I question whether it is justifiable that a person denied DAAs due to state Medicaid sobriety or other restrictions and who then overdoses be used as a donor, with the recipient then getting DAAs. State DAA restrictions are being lifted slowly, one state and sometimes one category (fibrosis stage, substance use, clinician type) at a time, but numerous difficulties remain for people who inject drugs.

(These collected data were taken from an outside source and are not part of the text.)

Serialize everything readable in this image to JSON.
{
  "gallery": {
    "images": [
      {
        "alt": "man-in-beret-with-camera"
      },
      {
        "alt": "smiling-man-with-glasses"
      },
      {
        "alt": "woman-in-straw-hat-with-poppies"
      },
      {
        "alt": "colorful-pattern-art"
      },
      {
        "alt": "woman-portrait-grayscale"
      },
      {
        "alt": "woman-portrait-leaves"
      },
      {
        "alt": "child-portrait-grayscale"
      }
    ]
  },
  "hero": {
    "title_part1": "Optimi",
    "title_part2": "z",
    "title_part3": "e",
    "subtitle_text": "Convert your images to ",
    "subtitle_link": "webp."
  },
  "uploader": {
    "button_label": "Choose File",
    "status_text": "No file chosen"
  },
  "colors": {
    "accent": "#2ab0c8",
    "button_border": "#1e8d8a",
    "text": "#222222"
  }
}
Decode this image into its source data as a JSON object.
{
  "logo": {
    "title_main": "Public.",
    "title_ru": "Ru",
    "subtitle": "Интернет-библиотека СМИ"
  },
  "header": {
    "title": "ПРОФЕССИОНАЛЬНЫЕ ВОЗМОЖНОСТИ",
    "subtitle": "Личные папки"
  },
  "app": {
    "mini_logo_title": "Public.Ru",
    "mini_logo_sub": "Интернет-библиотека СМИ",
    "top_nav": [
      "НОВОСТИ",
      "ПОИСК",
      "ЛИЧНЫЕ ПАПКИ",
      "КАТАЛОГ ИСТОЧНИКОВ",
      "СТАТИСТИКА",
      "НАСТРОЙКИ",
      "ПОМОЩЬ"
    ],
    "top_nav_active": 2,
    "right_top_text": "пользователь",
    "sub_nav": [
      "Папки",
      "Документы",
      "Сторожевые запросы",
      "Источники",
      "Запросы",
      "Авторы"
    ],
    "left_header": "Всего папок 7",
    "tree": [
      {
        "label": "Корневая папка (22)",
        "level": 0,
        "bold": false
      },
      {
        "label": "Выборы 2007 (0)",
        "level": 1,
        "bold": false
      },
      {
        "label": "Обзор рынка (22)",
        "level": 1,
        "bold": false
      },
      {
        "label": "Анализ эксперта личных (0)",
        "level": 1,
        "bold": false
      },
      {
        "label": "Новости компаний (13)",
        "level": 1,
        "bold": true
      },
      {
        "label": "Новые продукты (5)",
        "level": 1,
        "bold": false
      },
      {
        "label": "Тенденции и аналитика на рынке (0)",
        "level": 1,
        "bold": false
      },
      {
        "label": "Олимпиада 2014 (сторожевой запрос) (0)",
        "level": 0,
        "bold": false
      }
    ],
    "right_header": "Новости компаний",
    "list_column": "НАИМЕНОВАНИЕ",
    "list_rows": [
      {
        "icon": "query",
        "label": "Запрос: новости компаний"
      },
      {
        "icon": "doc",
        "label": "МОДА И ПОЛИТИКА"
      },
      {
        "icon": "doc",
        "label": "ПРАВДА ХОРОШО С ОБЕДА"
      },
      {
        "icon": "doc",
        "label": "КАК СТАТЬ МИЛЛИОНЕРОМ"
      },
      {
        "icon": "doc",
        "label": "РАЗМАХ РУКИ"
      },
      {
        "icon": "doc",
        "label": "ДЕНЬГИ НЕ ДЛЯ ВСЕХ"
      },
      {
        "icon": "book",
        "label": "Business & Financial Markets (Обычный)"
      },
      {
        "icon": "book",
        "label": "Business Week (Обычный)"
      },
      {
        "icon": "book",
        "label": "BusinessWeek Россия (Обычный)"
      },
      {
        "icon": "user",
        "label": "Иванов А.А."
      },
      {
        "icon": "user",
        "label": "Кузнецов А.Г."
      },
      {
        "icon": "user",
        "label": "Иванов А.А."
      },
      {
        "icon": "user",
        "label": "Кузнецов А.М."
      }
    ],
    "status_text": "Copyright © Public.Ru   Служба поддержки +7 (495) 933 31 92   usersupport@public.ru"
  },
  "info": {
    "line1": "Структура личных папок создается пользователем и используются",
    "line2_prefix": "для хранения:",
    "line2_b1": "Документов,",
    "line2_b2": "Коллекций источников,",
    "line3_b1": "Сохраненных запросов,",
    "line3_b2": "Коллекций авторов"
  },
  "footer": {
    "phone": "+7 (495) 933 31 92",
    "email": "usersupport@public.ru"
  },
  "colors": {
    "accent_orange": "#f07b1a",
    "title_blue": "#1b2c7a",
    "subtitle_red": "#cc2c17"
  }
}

In Ishiguro’s world, nobody fights the power. There is no rebellion by donors, thus the arrangement continues. Generally, the people I care for are too disempowered to speak up or organize. Their immediate concerns include polysubstance addiction, opioid use disorder, HCV, other infectious consequences of injection drug use, unstable housing, food insecurity, stigma, and substance and poverty-related interaction with the criminal justice system. Responding to the CDC overdose data, Nora Volkow, MD, director of the National Institute on Drug Abuse, highlighted that unlike the early years of the opioid crisis, when deaths occurred most among white Americans in rural and suburban regions, the highest increase in mortality from opioids (driven by illicitly manufactured fentanyl) is now among Black Americans, and the risk of dying from methamphetamine overdose is 12-fold higher among American Indians and Alaskan Natives than other groups.

I read the March 2021 New York Times’ review of Ishiguro’s newest novel, Klara and the Sun. The book about the limits of our humanity now sits on my nightstand, waiting for a break in the overdose crisis and HCV epidemic so that I may crack it open. I fear the book will remain untouched for the foreseeable future.